Description: Perform a kernel k-nearest neighbor cross-validation with multiple classes.
Usage: kknn [options] -examples <filename> -classes <filename>
Input:
- -examples <filename> - an RDB file of examples. The first column contains labels, and the remaining columns contain real-valued features.
- -classes <filename> - a multi-column RDB file of class labels. This file must contain exactly the same number of lines as the example data file. The first column contains row names, which must appear in the same order as in the examples file. The remaining columns contain integer-valued classifications. A classification of '0' indicates an unclassified example, which will be classified by kknn, but which will not affect the classification of other examples.
kknn classification is performed on one class (column) at a time. The results are aggregated and a p-value for the class is computed.
Output: A six-column RDB file. The first column contains the class name. The second through fifth columns contain the number of true positives (TP), false negatives (FN), true negatives (TN), and false positives (FP), respectively. The sixth column contains a p-value computed for the class based on the number of errors and the class size. The file contains one row for each class in the classes file.
Options:
The following eight options modify the base kernel function.
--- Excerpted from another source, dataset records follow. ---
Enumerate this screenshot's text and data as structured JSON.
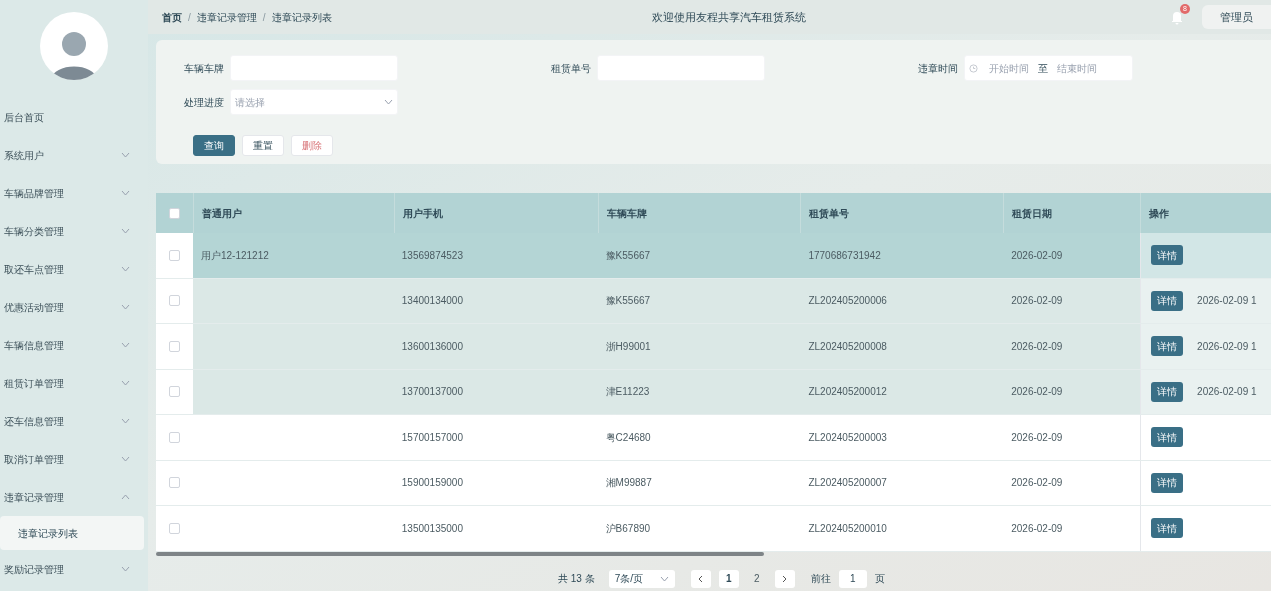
{
  "sidebar": {
    "items": [
      {
        "label": "后台首页",
        "has_children": false
      },
      {
        "label": "系统用户",
        "has_children": true,
        "expanded": false
      },
      {
        "label": "车辆品牌管理",
        "has_children": true,
        "expanded": false
      },
      {
        "label": "车辆分类管理",
        "has_children": true,
        "expanded": false
      },
      {
        "label": "取还车点管理",
        "has_children": true,
        "expanded": false
      },
      {
        "label": "优惠活动管理",
        "has_children": true,
        "expanded": false
      },
      {
        "label": "车辆信息管理",
        "has_children": true,
        "expanded": false
      },
      {
        "label": "租赁订单管理",
        "has_children": true,
        "expanded": false
      },
      {
        "label": "还车信息管理",
        "has_children": true,
        "expanded": false
      },
      {
        "label": "取消订单管理",
        "has_children": true,
        "expanded": false
      },
      {
        "label": "违章记录管理",
        "has_children": true,
        "expanded": true,
        "children": [
          {
            "label": "违章记录列表",
            "selected": true
          }
        ]
      },
      {
        "label": "奖励记录管理",
        "has_children": true,
        "expanded": false
      }
    ]
  },
  "breadcrumb": [
    {
      "label": "首页"
    },
    {
      "separator": "/",
      "label": "违章记录管理"
    },
    {
      "separator": "/",
      "label": "违章记录列表"
    }
  ],
  "header": {
    "title": "欢迎使用友程共享汽车租赁系统",
    "notification_count": "8",
    "user": "管理员"
  },
  "filters": {
    "plate_label": "车辆车牌",
    "order_label": "租赁单号",
    "time_label": "违章时间",
    "start_placeholder": "开始时间",
    "range_separator": "至",
    "end_placeholder": "结束时间",
    "progress_label": "处理进度",
    "progress_placeholder": "请选择"
  },
  "buttons": [
    {
      "label": "查询",
      "kind": "primary"
    },
    {
      "label": "重置",
      "kind": "default"
    },
    {
      "label": "删除",
      "kind": "danger"
    }
  ],
  "table": {
    "all_checked": false,
    "columns": [
      "普通用户",
      "用户手机",
      "车辆车牌",
      "租赁单号",
      "租赁日期",
      "操作"
    ],
    "rows": [
      {
        "checked": false,
        "highlighted": true,
        "user": "用户12-121212",
        "phone": "13569874523",
        "plate": "豫K55667",
        "order": "1770686731942",
        "date": "2026-02-09",
        "action": "详情"
      },
      {
        "checked": false,
        "highlighted": false,
        "phone": "13400134000",
        "plate": "豫K55667",
        "order": "ZL202405200006",
        "date": "2026-02-09",
        "action": "详情",
        "column_7": "2026-02-09 1"
      },
      {
        "checked": false,
        "highlighted": false,
        "phone": "13600136000",
        "plate": "浙H99001",
        "order": "ZL202405200008",
        "date": "2026-02-09",
        "action": "详情",
        "column_7": "2026-02-09 1"
      },
      {
        "checked": false,
        "highlighted": false,
        "phone": "13700137000",
        "plate": "津E11223",
        "order": "ZL202405200012",
        "date": "2026-02-09",
        "action": "详情",
        "column_7": "2026-02-09 1"
      },
      {
        "checked": false,
        "highlighted": false,
        "phone": "15700157000",
        "plate": "粤C24680",
        "order": "ZL202405200003",
        "date": "2026-02-09",
        "action": "详情"
      },
      {
        "checked": false,
        "highlighted": false,
        "phone": "15900159000",
        "plate": "湘M99887",
        "order": "ZL202405200007",
        "date": "2026-02-09",
        "action": "详情"
      },
      {
        "checked": false,
        "highlighted": false,
        "phone": "13500135000",
        "plate": "沪B67890",
        "order": "ZL202405200010",
        "date": "2026-02-09",
        "action": "详情"
      }
    ]
  },
  "pagination": {
    "total": "共 13 条",
    "page_size": "7条/页",
    "pages": [
      {
        "label": "1",
        "selected": true
      },
      {
        "label": "2",
        "selected": false
      }
    ],
    "goto_label": "前往",
    "goto_value": "1",
    "page_suffix": "页"
  }
}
The operations occur in the order listed below.
- -verbose 1|2|3|4|5 - Set the verbosity level of the output to stderr. The default level is 2.
- -K - The number of nearest neighboring points used to classify a given point. By default, K=1 which is simply nearest neighbor. For K > 1, classes of the K nearest points are tallied and the majority class is the prediction. In the event of a 'tie' K is iteratively reduced until the tie is broken.
- -matrix - The '-examples' file contains a kernel matrix, rather than training set examples. The matrix is an n+1 by n+1 RDB matrix, where n is the number of examples. The first row and column contain data labels. The matrix entry for row x, column y, contains the kernel value K(x,y).
- -zeromean - Subtract from each element in the input data the mean of the elements in that row, giving the row a mean of zero.
- -adddiag <value> - Add the given value to the diagonal of the kernel matrix.
- -normalize - Normalize the kernel matrix by dividing K(x,y) by sqrt(K(x,x) * K(y,y)).
- -constant <value> - Add a given constant to the kernel. The default constant is 1.
- -coefficient <value> - Multiply the kernel by a given coefficient. The default coefficient is 1.
- -power <value> - Raise the kernel to a given power. The default power is 1.
- -radial - Convert the kernel to a radial basis function. If K is the base kernel, this option creates a kernel of the form exp[(-D(x,y)2)/(2 w2)], where w is the width of the kernel (see below) and D(x,y) is the distance between x and y, defined as D(x,y) = sqrt[K(x,x)2 - 2 K(x,y) + K(y,y)2].
- -widthfactor <value> - The width w of the radial basis kernel is set using a heuristic: it is the median of the distance from each positive training point to the nearest negative training point. This option specifies a multiplicative factor to be applied to that width.
- -noformatline - Usually, RDB formatted files contain column width information on the second line of the file. With this option, the program does not expect a format line in the input files and does not produce a format line in the output file.